Plan targets West oil-shale research

BLM is seeking projects at sites including Utah

Published: Friday, June 10 2005 12:00 a.m. MDT

The Bush administration moved Thursday to jump-start oil shale development in Utah, Colorado and Wyoming by offering research sites that could be converted to 5,100-acre production leases if companies prove they can turn rock into fuel.

The Bureau of Land Management announced it will accept proposals for 160-acre research projects on federal lands across 16,000 square miles in the three states until Sept. 7.

Plans to extract the oil would employ techniques ranging from strip mining to a new on-site heating technique being developed by Shell Oil Co. near Rangely, Colo.

"With the price of oil so high, we expect a pretty good mix of companies who want to try and tap one of our biggest petroleum resources," said Jim Edwards, chief of the Colorado BLM office's solid minerals branch.

Successful projects could result in 5,100-acre blocks of federal land opened to oil extraction for 35 years or more.

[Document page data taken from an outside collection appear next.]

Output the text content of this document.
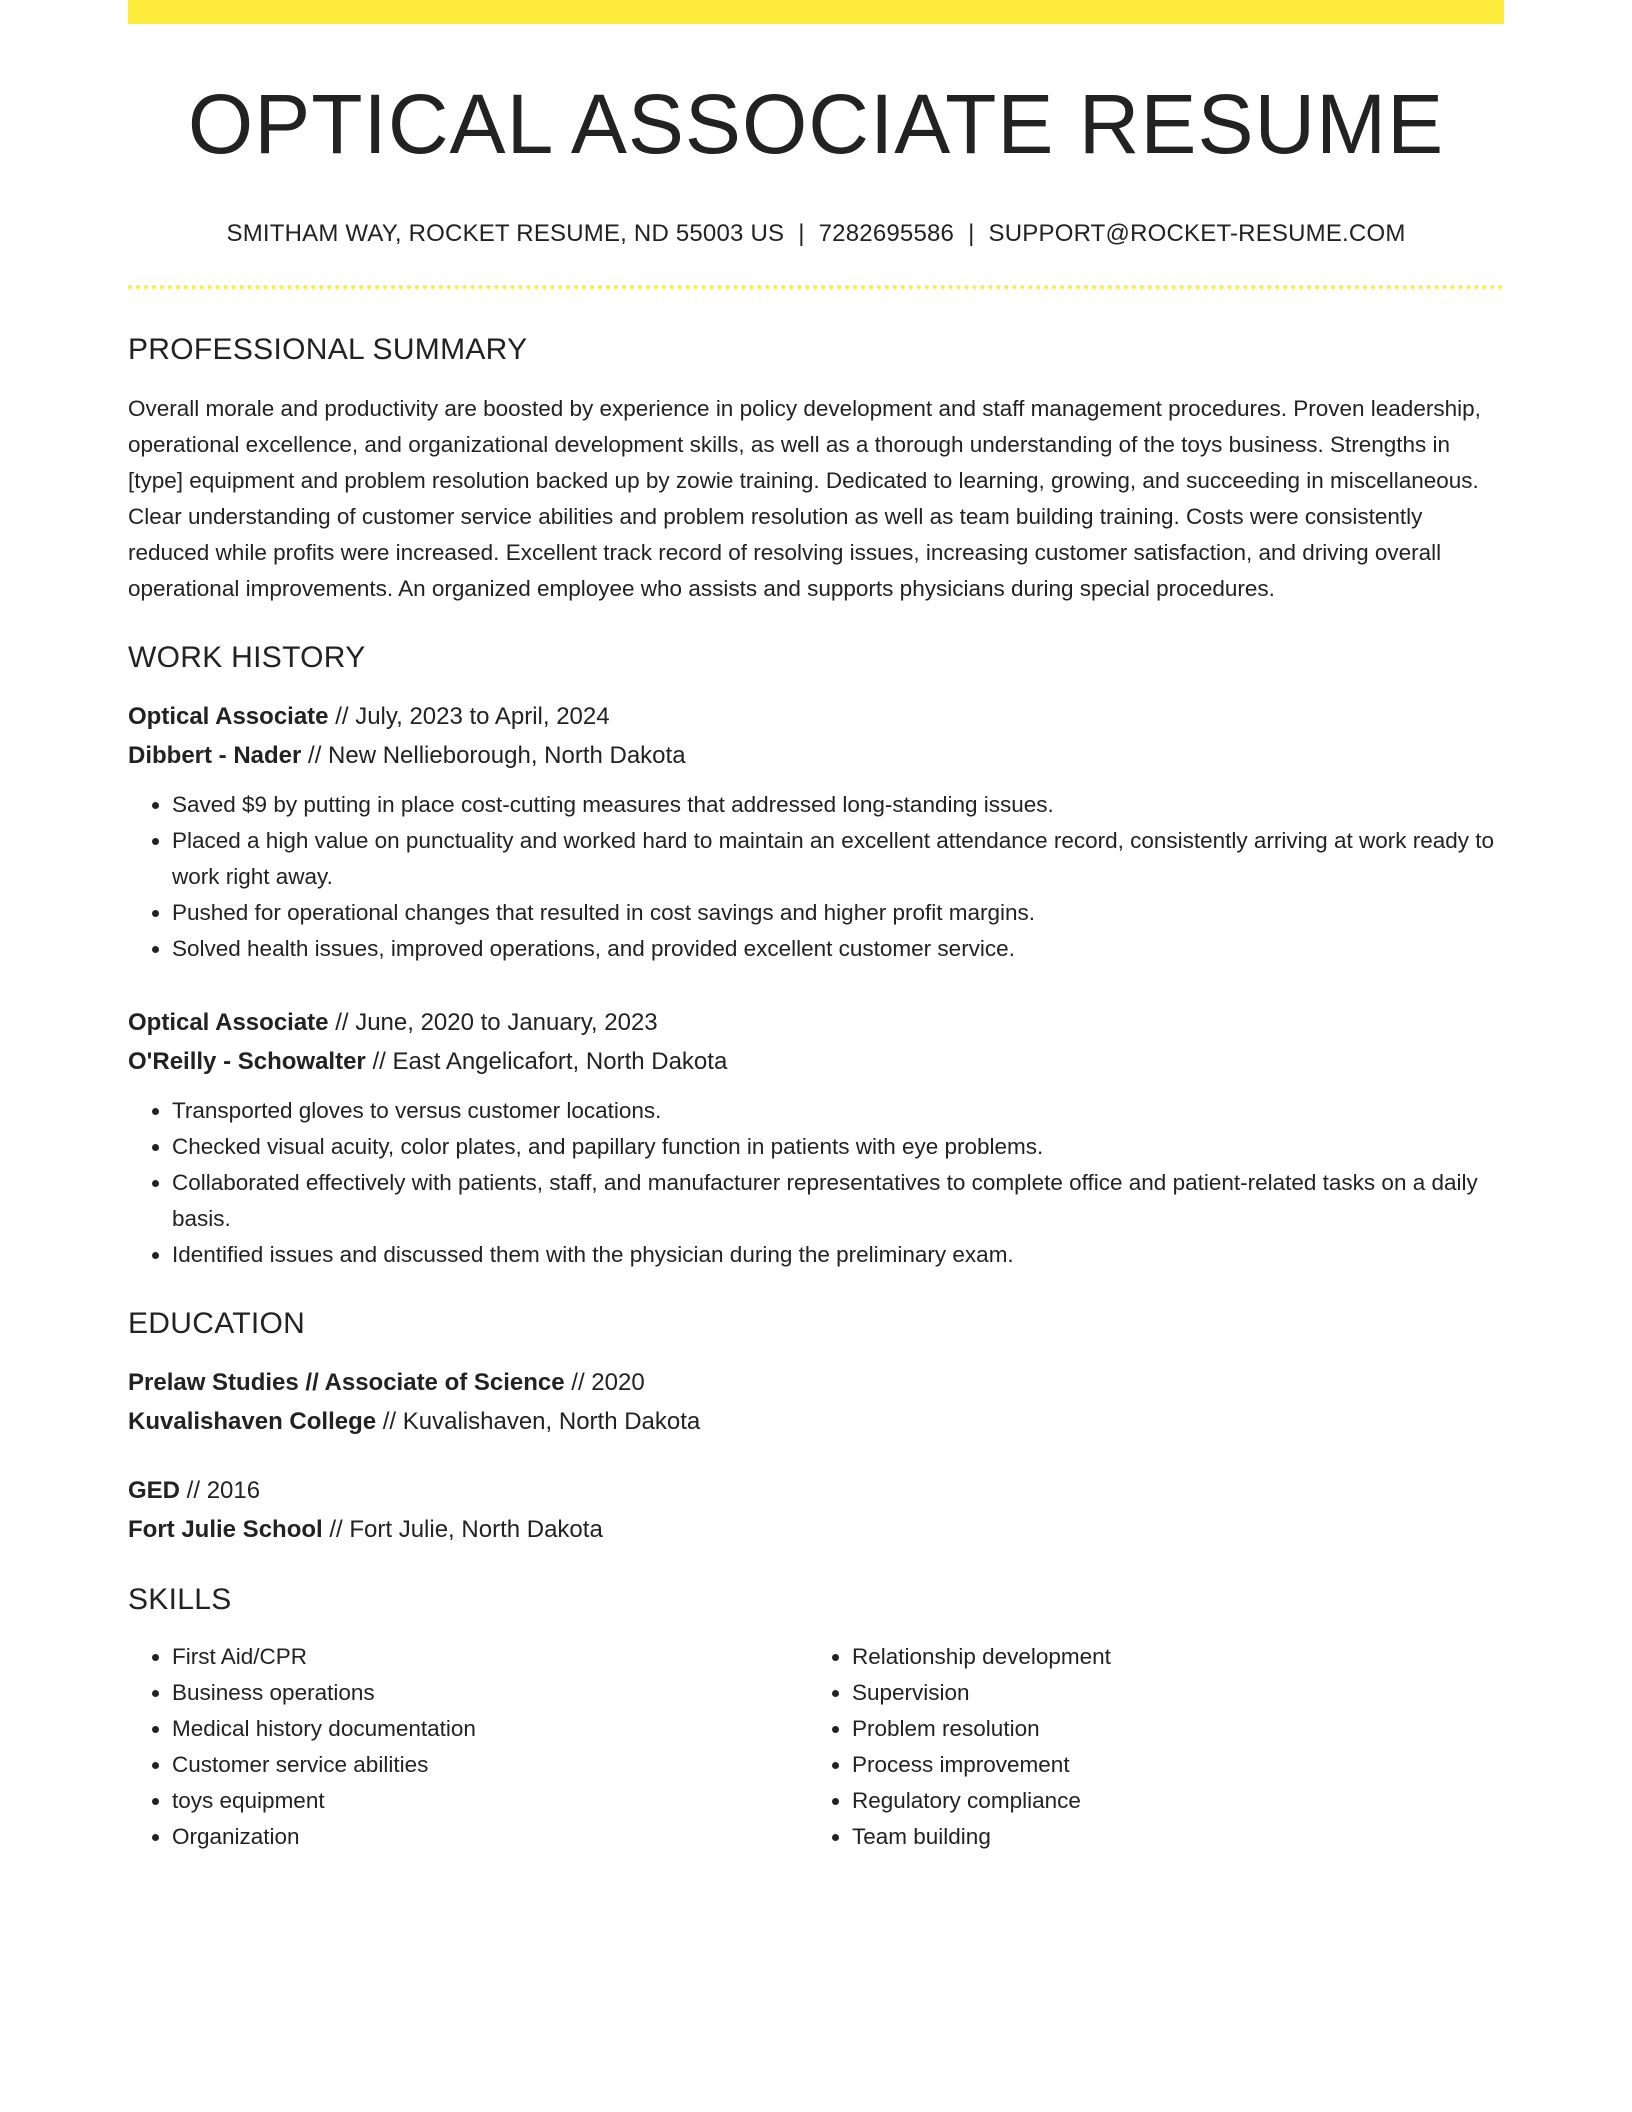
OPTICAL ASSOCIATE RESUME
SMITHAM WAY, ROCKET RESUME, ND 55003 US | 7282695586 | SUPPORT@ROCKET-RESUME.COM
PROFESSIONAL SUMMARY
Overall morale and productivity are boosted by experience in policy development and staff management procedures. Proven leadership, operational excellence, and organizational development skills, as well as a thorough understanding of the toys business. Strengths in [type] equipment and problem resolution backed up by zowie training. Dedicated to learning, growing, and succeeding in miscellaneous. Clear understanding of customer service abilities and problem resolution as well as team building training. Costs were consistently reduced while profits were increased. Excellent track record of resolving issues, increasing customer satisfaction, and driving overall operational improvements. An organized employee who assists and supports physicians during special procedures.
WORK HISTORY
Optical Associate // July, 2023 to April, 2024
Dibbert - Nader // New Nellieborough, North Dakota
• Saved $9 by putting in place cost-cutting measures that addressed long-standing issues.
• Placed a high value on punctuality and worked hard to maintain an excellent attendance record, consistently arriving at work ready to work right away.
• Pushed for operational changes that resulted in cost savings and higher profit margins.
• Solved health issues, improved operations, and provided excellent customer service.
Optical Associate // June, 2020 to January, 2023
O'Reilly - Schowalter // East Angelicafort, North Dakota
• Transported gloves to versus customer locations.
• Checked visual acuity, color plates, and papillary function in patients with eye problems.
• Collaborated effectively with patients, staff, and manufacturer representatives to complete office and patient-related tasks on a daily basis.
• Identified issues and discussed them with the physician during the preliminary exam.
EDUCATION
Prelaw Studies // Associate of Science // 2020
Kuvalishaven College // Kuvalishaven, North Dakota
GED // 2016
Fort Julie School // Fort Julie, North Dakota
SKILLS
• First Aid/CPR
• Business operations
• Medical history documentation
• Customer service abilities
• toys equipment
• Organization
• Relationship development
• Supervision
• Problem resolution
• Process improvement
• Regulatory compliance
• Team building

The U.S. Geological Survey estimates the United States has more than 50 percent of the world's deposits of oil shale.

Geologists say up to 1 trillion barrels of oil lie bound in the 1,000-foot thick shale formations of western Colorado and nearby areas of Utah and Wyoming, or roughly as much as the rest of the world's proven oil reserves combined.

Environmental groups pressed the BLM last fall to limit participation to companies developing new technologies.

"It doesn't sound like (a) research and development program if they're willing to accept techniques that were rejected 25 years ago," said Bob Randall of Western Resource Advocates.

Proposals will face environmental and technological analysis before 10-year research leases are awarded, Edwards said.

Another round of environmental reviews would be required before the agency awards 20-year production leases.

"If we don't believe a technology fits our environmental protection standards, we won't approve the lease," Edwards said.

The agency, however, has no plans to do a region-wide study on the cumulative impact of widespread oil shale development in the three states, he said.

Environmentalists say that the BLM has established no performance standards to judge the commercial applicability of research techniques.

They also are worried the agency will award production leases no matter how inefficient or dirty the project.